12170/J XXVII. GP

Eingelangt am 15.09.2022
Dieser Text ist elektronisch textinterpretiert. Abweichungen vom Original sind möglich.

Anfrage

der Abgeordneten Dr. Helmut Brandstätter, Kolleginnen und Kollegen an den Bundesminister für europäische und internationale Angelegenheiten betreffend Inhaftierte Österreicher im Iran

In Belgiens Parlament wird zurzeit ein Gesetzesvorschlag behandelt, der vorsieht, in Belgien verurteilte Straftäter iranischer Staatsbürgerschaft begnadigen, in den Iran zu schicken oder gegen Belgier_innen austauschen zu können. Kritiker sehen den Vorschlag als Anlassgesetzgebung, die es der belgischen Regierung erlauben würde, den (in Wien akkreditierten) ehemaligen Diplomaten Assadollah Assadi gegen im Iran zum Tode verurteilte belgische Staatsbürger auszutauschen.

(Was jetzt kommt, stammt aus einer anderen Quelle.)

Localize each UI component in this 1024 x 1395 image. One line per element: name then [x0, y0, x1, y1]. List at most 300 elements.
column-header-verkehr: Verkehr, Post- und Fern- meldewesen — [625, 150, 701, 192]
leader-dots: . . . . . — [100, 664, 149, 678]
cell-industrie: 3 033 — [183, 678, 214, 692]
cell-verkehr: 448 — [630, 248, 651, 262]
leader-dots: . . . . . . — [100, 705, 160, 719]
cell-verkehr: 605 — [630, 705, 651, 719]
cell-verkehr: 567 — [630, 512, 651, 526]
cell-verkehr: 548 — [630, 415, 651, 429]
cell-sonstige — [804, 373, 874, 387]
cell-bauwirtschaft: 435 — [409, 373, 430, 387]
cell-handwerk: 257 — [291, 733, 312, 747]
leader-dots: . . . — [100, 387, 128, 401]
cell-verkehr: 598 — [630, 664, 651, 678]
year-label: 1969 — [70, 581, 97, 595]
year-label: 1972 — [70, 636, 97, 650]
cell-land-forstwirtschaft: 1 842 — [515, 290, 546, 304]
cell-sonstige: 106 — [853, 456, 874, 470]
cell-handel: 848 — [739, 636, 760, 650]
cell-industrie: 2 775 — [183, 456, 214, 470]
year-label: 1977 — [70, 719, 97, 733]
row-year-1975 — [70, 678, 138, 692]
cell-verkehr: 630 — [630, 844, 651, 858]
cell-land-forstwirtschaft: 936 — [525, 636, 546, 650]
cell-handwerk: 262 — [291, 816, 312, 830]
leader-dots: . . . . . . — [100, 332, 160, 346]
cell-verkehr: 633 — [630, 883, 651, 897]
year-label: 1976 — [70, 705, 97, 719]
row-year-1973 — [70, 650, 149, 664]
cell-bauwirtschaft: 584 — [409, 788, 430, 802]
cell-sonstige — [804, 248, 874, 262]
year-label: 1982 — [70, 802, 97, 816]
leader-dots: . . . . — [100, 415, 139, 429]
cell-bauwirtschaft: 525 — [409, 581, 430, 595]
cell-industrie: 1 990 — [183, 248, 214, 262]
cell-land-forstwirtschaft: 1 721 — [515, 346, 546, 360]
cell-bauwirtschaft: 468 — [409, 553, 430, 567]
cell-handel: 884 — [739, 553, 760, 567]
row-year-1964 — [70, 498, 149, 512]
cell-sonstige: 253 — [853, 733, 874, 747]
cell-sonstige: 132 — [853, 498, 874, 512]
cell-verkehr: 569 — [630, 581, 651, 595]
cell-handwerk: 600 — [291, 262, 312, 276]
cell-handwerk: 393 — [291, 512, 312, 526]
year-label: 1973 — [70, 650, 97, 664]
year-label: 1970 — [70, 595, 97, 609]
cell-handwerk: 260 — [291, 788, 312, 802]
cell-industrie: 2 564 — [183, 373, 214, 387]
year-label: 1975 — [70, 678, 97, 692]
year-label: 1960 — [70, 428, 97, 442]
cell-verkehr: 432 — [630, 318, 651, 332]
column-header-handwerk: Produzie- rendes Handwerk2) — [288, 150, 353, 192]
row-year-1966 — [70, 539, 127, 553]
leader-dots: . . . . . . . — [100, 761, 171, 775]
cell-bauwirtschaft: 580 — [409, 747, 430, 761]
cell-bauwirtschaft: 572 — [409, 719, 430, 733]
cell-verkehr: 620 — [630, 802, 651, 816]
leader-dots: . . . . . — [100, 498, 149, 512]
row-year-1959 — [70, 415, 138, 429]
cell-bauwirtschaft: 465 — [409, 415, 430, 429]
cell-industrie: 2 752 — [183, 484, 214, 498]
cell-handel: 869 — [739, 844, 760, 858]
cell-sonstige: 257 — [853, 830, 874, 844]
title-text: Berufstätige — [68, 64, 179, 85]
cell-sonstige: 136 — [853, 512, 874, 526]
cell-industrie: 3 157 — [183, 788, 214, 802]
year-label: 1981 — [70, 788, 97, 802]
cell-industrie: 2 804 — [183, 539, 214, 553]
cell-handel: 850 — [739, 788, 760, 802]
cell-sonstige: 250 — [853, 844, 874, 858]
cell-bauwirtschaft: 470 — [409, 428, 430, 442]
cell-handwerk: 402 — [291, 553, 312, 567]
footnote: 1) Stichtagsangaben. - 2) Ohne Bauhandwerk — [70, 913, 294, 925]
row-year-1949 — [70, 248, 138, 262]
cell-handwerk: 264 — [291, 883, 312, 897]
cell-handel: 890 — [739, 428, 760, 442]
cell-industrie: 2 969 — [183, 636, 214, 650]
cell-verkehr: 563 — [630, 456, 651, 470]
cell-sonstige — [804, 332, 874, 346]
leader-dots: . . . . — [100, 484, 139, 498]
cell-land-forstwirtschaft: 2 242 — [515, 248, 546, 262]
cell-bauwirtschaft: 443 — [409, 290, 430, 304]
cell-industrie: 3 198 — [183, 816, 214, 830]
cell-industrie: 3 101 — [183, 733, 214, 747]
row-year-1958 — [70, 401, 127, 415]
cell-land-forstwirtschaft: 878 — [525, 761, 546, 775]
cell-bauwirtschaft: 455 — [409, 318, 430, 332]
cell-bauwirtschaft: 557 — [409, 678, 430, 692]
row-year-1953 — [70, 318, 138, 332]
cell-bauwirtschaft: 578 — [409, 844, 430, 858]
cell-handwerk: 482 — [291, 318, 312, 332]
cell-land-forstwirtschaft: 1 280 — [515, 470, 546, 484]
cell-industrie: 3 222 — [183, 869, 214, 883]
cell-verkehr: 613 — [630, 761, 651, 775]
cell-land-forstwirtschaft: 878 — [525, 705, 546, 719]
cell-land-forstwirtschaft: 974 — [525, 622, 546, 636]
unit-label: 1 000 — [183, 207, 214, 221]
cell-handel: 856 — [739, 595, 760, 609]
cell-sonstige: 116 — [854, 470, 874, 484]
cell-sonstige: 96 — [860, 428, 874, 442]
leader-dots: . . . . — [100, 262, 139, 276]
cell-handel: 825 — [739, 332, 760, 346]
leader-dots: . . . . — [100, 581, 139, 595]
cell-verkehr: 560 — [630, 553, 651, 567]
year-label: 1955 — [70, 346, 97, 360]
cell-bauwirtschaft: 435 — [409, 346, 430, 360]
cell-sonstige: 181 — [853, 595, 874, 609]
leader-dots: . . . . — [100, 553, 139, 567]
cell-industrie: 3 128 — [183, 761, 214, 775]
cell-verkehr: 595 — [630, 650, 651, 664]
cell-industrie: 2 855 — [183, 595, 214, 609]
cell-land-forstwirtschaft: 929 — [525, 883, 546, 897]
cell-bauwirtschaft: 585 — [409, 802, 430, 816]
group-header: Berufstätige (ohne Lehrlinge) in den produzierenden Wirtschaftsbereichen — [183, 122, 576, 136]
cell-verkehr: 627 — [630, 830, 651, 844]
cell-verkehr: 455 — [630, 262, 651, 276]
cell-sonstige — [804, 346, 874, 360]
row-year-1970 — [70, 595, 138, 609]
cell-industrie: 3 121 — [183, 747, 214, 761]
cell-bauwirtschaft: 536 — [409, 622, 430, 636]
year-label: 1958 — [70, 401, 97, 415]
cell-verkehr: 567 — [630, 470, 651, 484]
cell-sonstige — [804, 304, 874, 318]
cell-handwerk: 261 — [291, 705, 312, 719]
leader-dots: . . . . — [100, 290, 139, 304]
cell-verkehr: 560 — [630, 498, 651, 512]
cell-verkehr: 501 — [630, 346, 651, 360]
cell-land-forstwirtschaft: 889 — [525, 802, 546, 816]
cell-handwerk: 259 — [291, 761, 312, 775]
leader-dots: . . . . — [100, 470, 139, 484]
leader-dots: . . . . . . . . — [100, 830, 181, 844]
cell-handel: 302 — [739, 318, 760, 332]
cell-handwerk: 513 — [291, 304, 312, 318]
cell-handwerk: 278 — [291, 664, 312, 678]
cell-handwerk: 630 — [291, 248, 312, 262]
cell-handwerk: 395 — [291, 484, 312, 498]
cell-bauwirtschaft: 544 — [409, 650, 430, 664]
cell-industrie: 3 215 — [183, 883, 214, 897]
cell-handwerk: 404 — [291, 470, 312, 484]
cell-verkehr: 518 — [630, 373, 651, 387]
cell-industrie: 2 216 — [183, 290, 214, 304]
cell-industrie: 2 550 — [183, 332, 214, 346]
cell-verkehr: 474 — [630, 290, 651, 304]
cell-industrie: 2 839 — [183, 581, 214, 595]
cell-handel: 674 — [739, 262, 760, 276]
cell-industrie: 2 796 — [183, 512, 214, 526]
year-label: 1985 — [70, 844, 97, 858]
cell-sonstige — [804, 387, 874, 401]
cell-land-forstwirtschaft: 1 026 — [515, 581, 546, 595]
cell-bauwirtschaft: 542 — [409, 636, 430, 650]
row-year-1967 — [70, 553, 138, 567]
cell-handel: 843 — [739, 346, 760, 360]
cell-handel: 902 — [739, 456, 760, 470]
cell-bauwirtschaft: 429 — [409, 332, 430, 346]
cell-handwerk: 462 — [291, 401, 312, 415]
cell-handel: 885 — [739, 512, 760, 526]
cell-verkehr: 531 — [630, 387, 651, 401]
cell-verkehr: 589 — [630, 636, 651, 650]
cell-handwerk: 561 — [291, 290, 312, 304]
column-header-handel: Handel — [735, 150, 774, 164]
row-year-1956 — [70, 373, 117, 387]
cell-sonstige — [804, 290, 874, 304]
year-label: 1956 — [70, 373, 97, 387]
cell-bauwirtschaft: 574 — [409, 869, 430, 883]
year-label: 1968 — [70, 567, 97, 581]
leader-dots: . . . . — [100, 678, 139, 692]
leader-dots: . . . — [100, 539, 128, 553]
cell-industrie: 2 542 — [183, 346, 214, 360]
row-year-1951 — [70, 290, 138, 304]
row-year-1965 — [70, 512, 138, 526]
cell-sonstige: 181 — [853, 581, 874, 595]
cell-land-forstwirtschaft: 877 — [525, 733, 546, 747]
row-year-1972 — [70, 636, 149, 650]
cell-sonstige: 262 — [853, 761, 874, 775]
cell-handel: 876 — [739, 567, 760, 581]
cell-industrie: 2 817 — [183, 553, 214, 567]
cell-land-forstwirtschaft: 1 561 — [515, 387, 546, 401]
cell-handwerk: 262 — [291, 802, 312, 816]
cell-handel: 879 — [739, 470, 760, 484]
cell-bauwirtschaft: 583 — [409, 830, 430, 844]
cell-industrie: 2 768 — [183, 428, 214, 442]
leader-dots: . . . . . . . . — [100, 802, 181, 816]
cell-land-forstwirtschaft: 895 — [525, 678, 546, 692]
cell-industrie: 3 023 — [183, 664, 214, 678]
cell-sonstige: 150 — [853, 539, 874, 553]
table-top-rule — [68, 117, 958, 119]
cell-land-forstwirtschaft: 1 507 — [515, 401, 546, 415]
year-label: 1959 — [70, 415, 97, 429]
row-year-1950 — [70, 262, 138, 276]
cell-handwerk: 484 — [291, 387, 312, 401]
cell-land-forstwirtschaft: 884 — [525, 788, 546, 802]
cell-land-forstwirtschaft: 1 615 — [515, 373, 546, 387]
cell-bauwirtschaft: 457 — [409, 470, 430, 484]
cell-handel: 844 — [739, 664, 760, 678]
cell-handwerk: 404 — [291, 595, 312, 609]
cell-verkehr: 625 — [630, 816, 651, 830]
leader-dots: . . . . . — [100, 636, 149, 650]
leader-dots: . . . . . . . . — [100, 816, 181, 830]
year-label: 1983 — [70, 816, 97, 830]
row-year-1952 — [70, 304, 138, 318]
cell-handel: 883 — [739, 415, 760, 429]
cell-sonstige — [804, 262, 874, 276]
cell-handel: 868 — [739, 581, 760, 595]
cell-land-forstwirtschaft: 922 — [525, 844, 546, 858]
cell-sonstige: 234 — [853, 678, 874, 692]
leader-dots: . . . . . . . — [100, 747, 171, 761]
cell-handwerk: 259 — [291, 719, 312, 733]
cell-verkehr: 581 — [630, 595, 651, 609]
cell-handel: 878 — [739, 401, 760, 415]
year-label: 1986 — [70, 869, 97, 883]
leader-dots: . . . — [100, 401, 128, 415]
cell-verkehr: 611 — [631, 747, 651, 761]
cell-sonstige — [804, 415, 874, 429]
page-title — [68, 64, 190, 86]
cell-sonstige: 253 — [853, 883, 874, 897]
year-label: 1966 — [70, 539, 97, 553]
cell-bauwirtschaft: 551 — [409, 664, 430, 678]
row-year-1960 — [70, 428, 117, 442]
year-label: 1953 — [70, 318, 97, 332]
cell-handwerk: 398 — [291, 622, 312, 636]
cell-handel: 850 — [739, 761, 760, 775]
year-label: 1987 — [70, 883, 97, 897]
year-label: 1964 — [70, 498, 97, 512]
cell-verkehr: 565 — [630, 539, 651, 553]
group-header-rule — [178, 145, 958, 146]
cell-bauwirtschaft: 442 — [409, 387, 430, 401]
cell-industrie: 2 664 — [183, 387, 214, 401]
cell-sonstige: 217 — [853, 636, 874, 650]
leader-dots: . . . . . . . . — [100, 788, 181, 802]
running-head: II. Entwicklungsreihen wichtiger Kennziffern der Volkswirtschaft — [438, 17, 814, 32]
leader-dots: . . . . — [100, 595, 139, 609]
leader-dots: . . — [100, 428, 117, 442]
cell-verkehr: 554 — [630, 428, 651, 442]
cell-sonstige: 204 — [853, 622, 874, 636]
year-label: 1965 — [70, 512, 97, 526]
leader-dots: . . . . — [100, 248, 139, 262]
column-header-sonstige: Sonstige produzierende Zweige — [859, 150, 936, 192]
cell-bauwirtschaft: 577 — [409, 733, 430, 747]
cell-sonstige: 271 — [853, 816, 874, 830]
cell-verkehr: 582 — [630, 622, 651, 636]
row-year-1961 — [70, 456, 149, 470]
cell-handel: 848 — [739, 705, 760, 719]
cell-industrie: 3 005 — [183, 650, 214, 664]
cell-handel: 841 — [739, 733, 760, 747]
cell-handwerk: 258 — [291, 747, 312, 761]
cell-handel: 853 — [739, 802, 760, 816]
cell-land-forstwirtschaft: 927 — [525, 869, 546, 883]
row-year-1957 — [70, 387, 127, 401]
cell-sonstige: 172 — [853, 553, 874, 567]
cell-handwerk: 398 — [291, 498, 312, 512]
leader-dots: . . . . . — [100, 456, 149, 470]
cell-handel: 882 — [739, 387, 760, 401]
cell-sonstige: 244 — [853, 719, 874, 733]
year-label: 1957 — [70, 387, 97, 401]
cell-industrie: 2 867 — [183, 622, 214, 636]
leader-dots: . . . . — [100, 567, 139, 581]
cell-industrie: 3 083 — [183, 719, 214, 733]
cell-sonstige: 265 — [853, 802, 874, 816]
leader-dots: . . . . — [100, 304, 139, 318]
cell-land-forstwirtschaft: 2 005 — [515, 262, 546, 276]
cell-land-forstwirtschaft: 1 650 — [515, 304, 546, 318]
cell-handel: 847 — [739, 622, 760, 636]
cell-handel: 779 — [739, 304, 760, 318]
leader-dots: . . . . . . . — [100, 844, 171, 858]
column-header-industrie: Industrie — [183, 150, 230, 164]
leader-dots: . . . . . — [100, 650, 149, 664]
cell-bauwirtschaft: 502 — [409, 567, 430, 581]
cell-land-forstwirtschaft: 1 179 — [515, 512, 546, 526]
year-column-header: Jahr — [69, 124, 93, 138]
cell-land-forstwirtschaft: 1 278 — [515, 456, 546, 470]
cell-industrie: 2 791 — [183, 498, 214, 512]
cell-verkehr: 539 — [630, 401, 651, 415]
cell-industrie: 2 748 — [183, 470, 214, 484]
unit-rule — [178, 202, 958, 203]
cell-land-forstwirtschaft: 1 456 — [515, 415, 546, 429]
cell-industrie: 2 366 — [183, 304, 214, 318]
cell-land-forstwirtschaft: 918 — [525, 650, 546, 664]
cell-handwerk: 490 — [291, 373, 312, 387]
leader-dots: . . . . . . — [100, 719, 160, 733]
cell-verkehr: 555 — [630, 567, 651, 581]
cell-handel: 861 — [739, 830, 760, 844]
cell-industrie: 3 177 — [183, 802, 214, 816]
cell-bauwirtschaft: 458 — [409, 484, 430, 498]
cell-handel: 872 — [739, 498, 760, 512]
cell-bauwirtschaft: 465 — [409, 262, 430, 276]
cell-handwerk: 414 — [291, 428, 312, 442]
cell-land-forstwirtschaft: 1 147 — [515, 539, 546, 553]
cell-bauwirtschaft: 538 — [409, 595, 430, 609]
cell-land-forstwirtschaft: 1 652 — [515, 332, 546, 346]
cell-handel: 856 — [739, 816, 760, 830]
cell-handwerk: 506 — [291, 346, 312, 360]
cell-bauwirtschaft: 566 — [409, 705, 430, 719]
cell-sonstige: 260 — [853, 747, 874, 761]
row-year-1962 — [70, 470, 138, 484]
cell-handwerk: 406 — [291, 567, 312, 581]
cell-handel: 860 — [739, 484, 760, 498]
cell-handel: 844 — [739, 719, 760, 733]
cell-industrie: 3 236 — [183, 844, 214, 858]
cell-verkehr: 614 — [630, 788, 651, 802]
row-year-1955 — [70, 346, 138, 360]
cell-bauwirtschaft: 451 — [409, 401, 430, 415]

Während der belgische Staat alles in seiner Macht stehende tun muss, um seine Staatsbürger_innen auch im Ausland vor staatlicher Willkür zu schützen, so wirft die Frage nach Amnestie für oder Überstellung von verurteilten Terroristen ethische wie auch politische Fragen auf. Assadi wurde vor Gericht dafür verurteilt, im Namen des iranischen Regimes einen Mordanschlag zu begehen. Wird er in den Iran überstellt, so die Kritiker, wird er sofort freigelassen, mit all der negativen Signalwirkung für mögliche zukünftige Anschläge auf belgischem Territorium. Ein Austausch eines in Belgien rechtskräftig verurteilten Terroristen gegen einen von Irans Staatsjustiz verurteilten Belgier würde dem Iran einen Anreiz zur willkürlichen Verhaftung von belgischen Staatsbürger_innen geben, sobald ein prominenter iranischer Häftling freizupressen ist.

Auch zwei österreichische Staatsbürger, Kamran Ghaderi und Massud Mossaheb, sitzen im Iran nach höchst zweifelhaften Gerichtsverhandlungen in Haft. Die österreichische Bundesregierung betont, dass sie alles in ihrer Macht stehende tut, diese beiden Österreicher freizubekommen, bislang aber ohne Erfolg.

Die unterfertigten Abgeordneten stellen daher folgende

Anfrage:

1.    Gibt es in Österreich eine rechtliche Grundlage, um in Österreich verurteilte Iraner gegen im Iran inhaftierter Österreicher_innen auszutauschen?

a. Wenn nein, gibt es Pläne, eine solche auszuarbeiten?

2.    Wie steht die Bundesregierung zum Prinzip des Austauschs von in Österreich rechtskräftig verurteilten Iraner_innen gegen im Iran nach nicht internationalen Rechtsnormen entsprechenden Prozessen verurteilten Österreichers_innen?

a. Wie bewertet das Außenministerium die moral hazards einer solchen Politik?

3.    Der belgische Fall zeigt, dass bilaterale Lösungen von staatlicher Erpressung für den kleineren Staat meist unzufriedenstellend ist. Hat Österreich sich auf europäischer Ebene für eine gemeinsame Vorgehensweise eingesetzt - wie etwa bei, derzeit in Verhandlung stehenden Anti-Erpressungs-Instrument der EU in Wirtschaftsfragen?

a. Wenn ja, welche Vorschläge wurden eingebracht, und wann? Welche Antworten erhielt Österreich von der Kommission und von Partnerstaaten?

4.   Welche Akte setzt die Republik Österreich derzeit, um die beiden inhaftierten Staatsbürger zu befreien?

5.   In der humanitären Hilfe sollte Hilfe für Individuen nicht von Fehlverhalten ihrer Regierungen beeinträchtigt werden. Dennoch fragt sich, warum Österreich unter all den Staaten, die z.B. Corona-Impfspenden erhalten haben, ausgerechnet ein Staat, der österreichische Staatsbürger in ungerechtfertigter Haft hält, als Spendenempfänger ausgewählt werden sollte. Welche Nachricht versucht die Bundesregierung mit dieser Auswahl zu senden bzw. sendet diese Entscheidung dem Regime in Iran nicht die Nachricht, dass es keine Konsequenzen nach sich zieht, der österreichischen Bundesregierung vor den Kopf zu stoßen?